You might notice that while it’s difficult to tell many of the photos in the top set apart, they’re much more varied in the bottom set. That’s because different people’s skin reflects electromagnetic waves differently. The human eye can only see the narrow band of electromagnetic waves in the visible light range. The reflectance processing technique takes advantage of waves that aren’t visible to the naked eye, from infrared light to ultraviolet light.

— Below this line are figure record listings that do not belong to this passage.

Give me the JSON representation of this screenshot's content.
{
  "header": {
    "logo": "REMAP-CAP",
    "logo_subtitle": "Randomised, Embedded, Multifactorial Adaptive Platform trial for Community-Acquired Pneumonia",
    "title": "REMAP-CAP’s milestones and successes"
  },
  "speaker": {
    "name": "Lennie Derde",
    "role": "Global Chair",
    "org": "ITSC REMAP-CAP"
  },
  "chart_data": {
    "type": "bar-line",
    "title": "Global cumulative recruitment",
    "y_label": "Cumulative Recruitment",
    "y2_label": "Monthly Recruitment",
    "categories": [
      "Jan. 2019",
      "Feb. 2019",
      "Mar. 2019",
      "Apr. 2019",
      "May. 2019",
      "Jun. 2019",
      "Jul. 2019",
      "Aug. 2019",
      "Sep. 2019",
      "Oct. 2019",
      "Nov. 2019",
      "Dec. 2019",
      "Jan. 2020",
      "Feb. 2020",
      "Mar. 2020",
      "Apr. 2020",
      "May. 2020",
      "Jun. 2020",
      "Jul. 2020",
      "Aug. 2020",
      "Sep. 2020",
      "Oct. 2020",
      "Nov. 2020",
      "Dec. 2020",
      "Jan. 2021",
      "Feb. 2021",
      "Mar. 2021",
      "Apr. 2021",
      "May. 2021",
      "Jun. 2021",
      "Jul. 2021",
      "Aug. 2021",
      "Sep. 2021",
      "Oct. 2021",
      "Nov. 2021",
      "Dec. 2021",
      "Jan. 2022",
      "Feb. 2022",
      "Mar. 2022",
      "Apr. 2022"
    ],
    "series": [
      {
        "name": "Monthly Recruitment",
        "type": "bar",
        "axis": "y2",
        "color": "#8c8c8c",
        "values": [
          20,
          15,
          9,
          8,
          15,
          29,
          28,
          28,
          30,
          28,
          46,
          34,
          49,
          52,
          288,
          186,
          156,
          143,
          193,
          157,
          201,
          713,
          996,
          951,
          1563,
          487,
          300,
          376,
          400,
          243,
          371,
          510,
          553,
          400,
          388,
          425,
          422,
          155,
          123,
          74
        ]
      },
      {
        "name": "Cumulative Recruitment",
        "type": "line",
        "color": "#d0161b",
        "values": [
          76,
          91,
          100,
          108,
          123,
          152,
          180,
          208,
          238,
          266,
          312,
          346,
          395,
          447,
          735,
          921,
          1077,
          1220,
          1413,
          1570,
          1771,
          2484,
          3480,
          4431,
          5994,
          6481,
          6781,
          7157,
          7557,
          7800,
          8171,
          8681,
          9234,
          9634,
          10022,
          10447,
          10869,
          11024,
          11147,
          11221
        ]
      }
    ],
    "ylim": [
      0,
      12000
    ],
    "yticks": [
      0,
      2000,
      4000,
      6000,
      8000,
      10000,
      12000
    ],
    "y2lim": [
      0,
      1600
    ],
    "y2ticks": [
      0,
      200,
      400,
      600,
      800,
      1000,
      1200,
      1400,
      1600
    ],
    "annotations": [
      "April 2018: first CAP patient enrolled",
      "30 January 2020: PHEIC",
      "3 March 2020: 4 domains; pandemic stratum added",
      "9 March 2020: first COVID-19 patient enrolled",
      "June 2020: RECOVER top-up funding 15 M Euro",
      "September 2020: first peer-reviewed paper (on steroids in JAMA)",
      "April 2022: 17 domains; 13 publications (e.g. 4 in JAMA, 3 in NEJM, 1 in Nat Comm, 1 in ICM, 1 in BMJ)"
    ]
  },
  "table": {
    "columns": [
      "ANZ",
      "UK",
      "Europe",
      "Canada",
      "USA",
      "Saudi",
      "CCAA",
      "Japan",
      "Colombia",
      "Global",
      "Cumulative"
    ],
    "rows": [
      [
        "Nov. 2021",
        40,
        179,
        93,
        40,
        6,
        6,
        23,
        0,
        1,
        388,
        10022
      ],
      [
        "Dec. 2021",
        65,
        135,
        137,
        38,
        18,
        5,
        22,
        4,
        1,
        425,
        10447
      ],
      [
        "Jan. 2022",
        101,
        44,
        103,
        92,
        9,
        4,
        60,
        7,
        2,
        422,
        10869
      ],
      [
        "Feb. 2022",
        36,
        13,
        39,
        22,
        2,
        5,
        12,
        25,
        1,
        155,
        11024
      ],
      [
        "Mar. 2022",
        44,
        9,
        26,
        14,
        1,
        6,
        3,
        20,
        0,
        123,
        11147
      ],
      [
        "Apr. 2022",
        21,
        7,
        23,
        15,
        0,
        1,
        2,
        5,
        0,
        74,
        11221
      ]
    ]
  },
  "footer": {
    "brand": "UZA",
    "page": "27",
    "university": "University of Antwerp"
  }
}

Because the enhanced images are so different from one another, researchers hope they might be used to identify people in the future. Imagine a face or fingerprint reader that takes into account not only your features, but also your skin tone, as measured by a wide range of light. In addition, some research groups are hoping to develop skin-imaging techniques that will tell doctors more about a person’s health. Certain wavelengths of light could show how well skin is healing around a wound, for example.

Before researchers can put these applications to work, however, they have some basics to figure out. The images above come from an effort at the U.S. National Institute of Standards and Technology to determine the best wavelengths of light to use for telling people apart by their skin. The researchers also wanted to check that the differences between people’s skin were greater than the error bars of the instruments they used to measure skin reflectance. Their sample size was small—28 people—and not exactly random. (They appear to have simply nabbed people walking down the hall at NIST.) With this preliminary data, however, they determined the differences between individuals really are greater than instrument error, and the results suggest that visible and near-infrared wavelengths may be best for identification purposes.

The researchers wrote a paper about their work and presented it last month at a conference hosted by the International Society for Optics and Photonics.